Le Miaraka : le porte-conteneurs à voiles qui pourrait révolutionner le transport maritime entre Marseille et Madagascar
Quand le vent redevient l'avenir du commerce maritime
Pendant des siècles, les voiliers ont dominé les océans avant d'être remplacés par les navires à propulsion mécanique. Pourtant, face aux enjeux environnementaux et à la nécessité de réduire les émissions de CO₂ du transport maritime mondial, la voile fait aujourd'hui son grand retour.
C'est dans cette dynamique qu'est né Miaraka, un impressionnant porte-conteneurs à voiles de 91 mètres qui reliera Marseille à Madagascar à partir de 2027. Un projet ambitieux porté par la coopérative maritime Windcoop, dont le port d'attache sera la cité phocéenne.

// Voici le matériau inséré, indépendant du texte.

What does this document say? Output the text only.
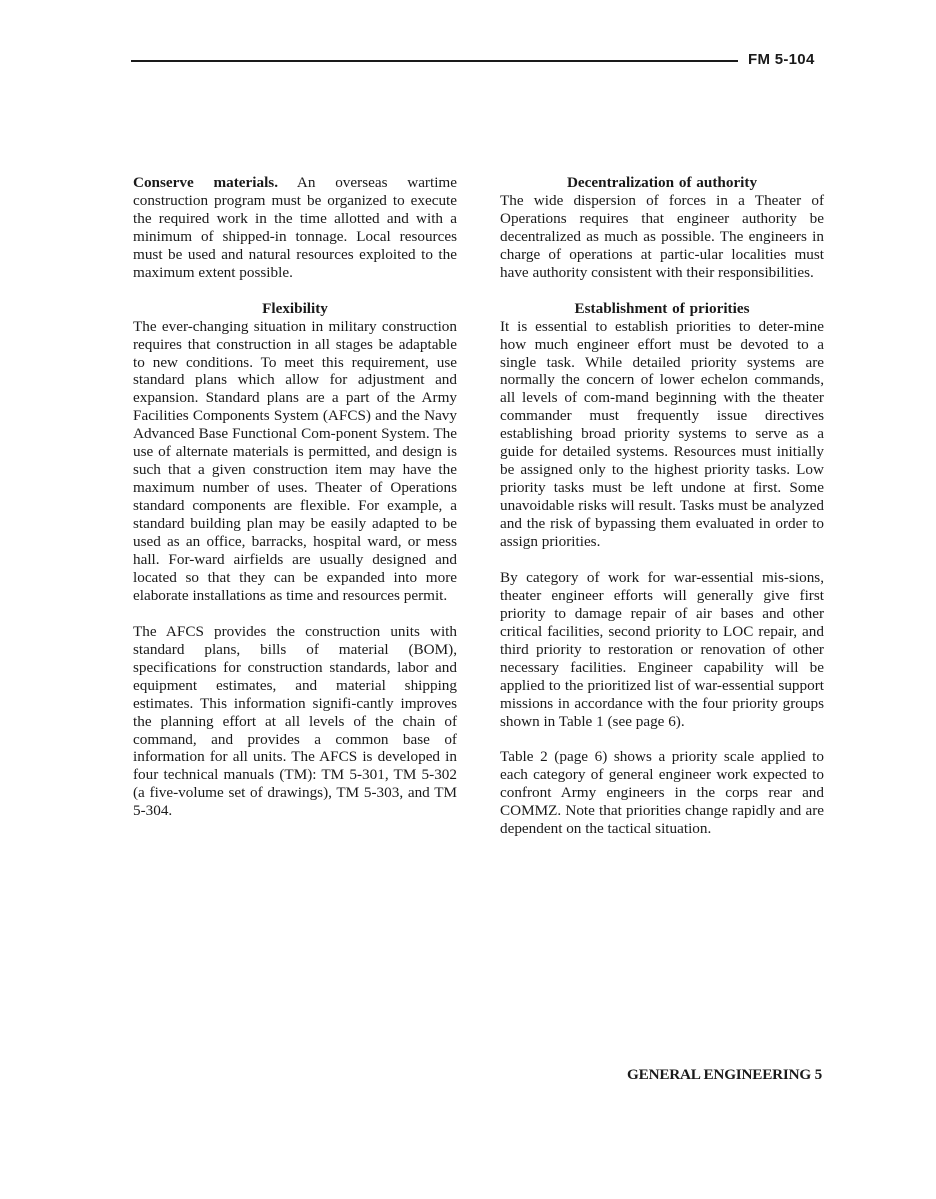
FM 5-104

Conserve materials. An overseas wartime construction program must be organized to execute the required work in the time allotted and with a minimum of shipped-in tonnage. Local resources must be used and natural resources exploited to the maximum extent possible.

Flexibility

The ever-changing situation in military construction requires that construction in all stages be adaptable to new conditions. To meet this requirement, use standard plans which allow for adjustment and expansion. Standard plans are a part of the Army Facilities Components System (AFCS) and the Navy Advanced Base Functional Com-ponent System. The use of alternate materials is permitted, and design is such that a given construction item may have the maximum number of uses. Theater of Operations standard components are flexible. For example, a standard building plan may be easily adapted to be used as an office, barracks, hospital ward, or mess hall. For-ward airfields are usually designed and located so that they can be expanded into more elaborate installations as time and resources permit.

The AFCS provides the construction units with standard plans, bills of material (BOM), specifications for construction standards, labor and equipment estimates, and material shipping estimates. This information signifi-cantly improves the planning effort at all levels of the chain of command, and provides a common base of information for all units. The AFCS is developed in four technical manuals (TM): TM 5-301, TM 5-302 (a five-volume set of drawings), TM 5-303, and TM 5-304.

Decentralization of authority

The wide dispersion of forces in a Theater of Operations requires that engineer authority be decentralized as much as possible. The engineers in charge of operations at partic-ular localities must have authority consistent with their responsibilities.

Establishment of priorities

It is essential to establish priorities to deter-mine how much engineer effort must be devoted to a single task. While detailed priority systems are normally the concern of lower echelon commands, all levels of com-mand beginning with the theater commander must frequently issue directives establishing broad priority systems to serve as a guide for detailed systems. Resources must initially be assigned only to the highest priority tasks. Low priority tasks must be left undone at first. Some unavoidable risks will result. Tasks must be analyzed and the risk of bypassing them evaluated in order to assign priorities.

By category of work for war-essential mis-sions, theater engineer efforts will generally give first priority to damage repair of air bases and other critical facilities, second priority to LOC repair, and third priority to restoration or renovation of other necessary facilities. Engineer capability will be applied to the prioritized list of war-essential support missions in accordance with the four priority groups shown in Table 1 (see page 6).

Table 2 (page 6) shows a priority scale applied to each category of general engineer work expected to confront Army engineers in the corps rear and COMMZ. Note that priorities change rapidly and are dependent on the tactical situation.

GENERAL ENGINEERING 5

Un géant des mers propulsé par le vent
Actuellement en construction au chantier naval RMK Marine en Turquie, le Miaraka représente un investissement de près de 28,5 millions d'euros. Ce trois-mâts nouvelle génération déploiera plus de 1 050 m² de voiles rigides culminant à 62 mètres de hauteur.
Ses caractéristiques impressionnent :
- Longueur : 91 mètres
- Capacité : 210 conteneurs EVP
- Charge utile : environ 2 500 tonnes de marchandises
- Vitesse moyenne : 8 à 9 nœuds
- Port d'attache : Marseille
- Mise en service commerciale : 2027
Le navire transportera principalement des produits issus de Madagascar tels que la vanille, le cacao, le café, les épices et les textiles, tout en assurant dans l'autre sens l'acheminement de marchandises européennes vers l'île.
Une réponse concrète à la décarbonation du transport maritime
Le transport maritime représente près de 3 % des émissions mondiales de gaz à effet de serre. Face aux nouvelles exigences environnementales internationales, les armateurs cherchent activement des solutions pour réduire leur empreinte carbone.
Selon Windcoop, le Miaraka permettra de réduire d'environ 60 à 65 % les émissions de CO₂ par rapport à un porte-conteneurs conventionnel, avec des performances pouvant être encore meilleures selon les conditions de vent.
Au-delà de la propulsion vélique, le projet repose également sur un modèle économique et social innovant, fondé sur la coopération et une vision plus responsable du commerce international.
Marseille au cœur de la transition maritime
Pour Marseille, l'arrivée du Miaraka est loin d'être anecdotique.
La ville confirme son ambition de devenir un acteur majeur de la transition écologique maritime en Méditerranée. Le baptême officiel du navire devrait d'ailleurs avoir lieu à Marseille durant l'été 2027, possiblement au pied du Mucem sur le quai du J4.
Dans un territoire historiquement tourné vers la mer, l'installation du premier porte-conteneurs à voiles de cette envergure symbolise un changement profond dans la manière d'envisager le commerce maritime mondial.
Une tendance qui dépasse le simple effet de mode
Le Miaraka n'est pas un projet isolé. Partout dans le monde, les acteurs du secteur maritime explorent le retour de la propulsion vélique, qu'il s'agisse de cargos hybrides, de voiliers-cargos ou de systèmes d'assistance vélique pour les grands navires marchands.
Alors que l'Organisation Maritime Internationale vise la neutralité carbone du secteur à l'horizon 2050, ces nouvelles générations de navires pourraient bien redéfinir les standards du transport maritime mondial.
L'analyse FloatPrestige
Le projet Miaraka illustre parfaitement la transformation actuellement à l'œuvre dans l'industrie maritime. Si le yachting de luxe explore déjà les technologies hybrides, électriques et les carburants alternatifs, le transport commercial suit aujourd'hui la même trajectoire.
Le retour de la voile n'est plus un symbole du passé mais une réponse moderne à l'un des plus grands défis de notre époque : transporter davantage tout en consommant moins.
À l'horizon 2030, il est probable que nous assistions à une multiplication de ces navires nouvelle génération, où innovation, performance économique et respect de l'environnement navigueront enfin dans la même direction.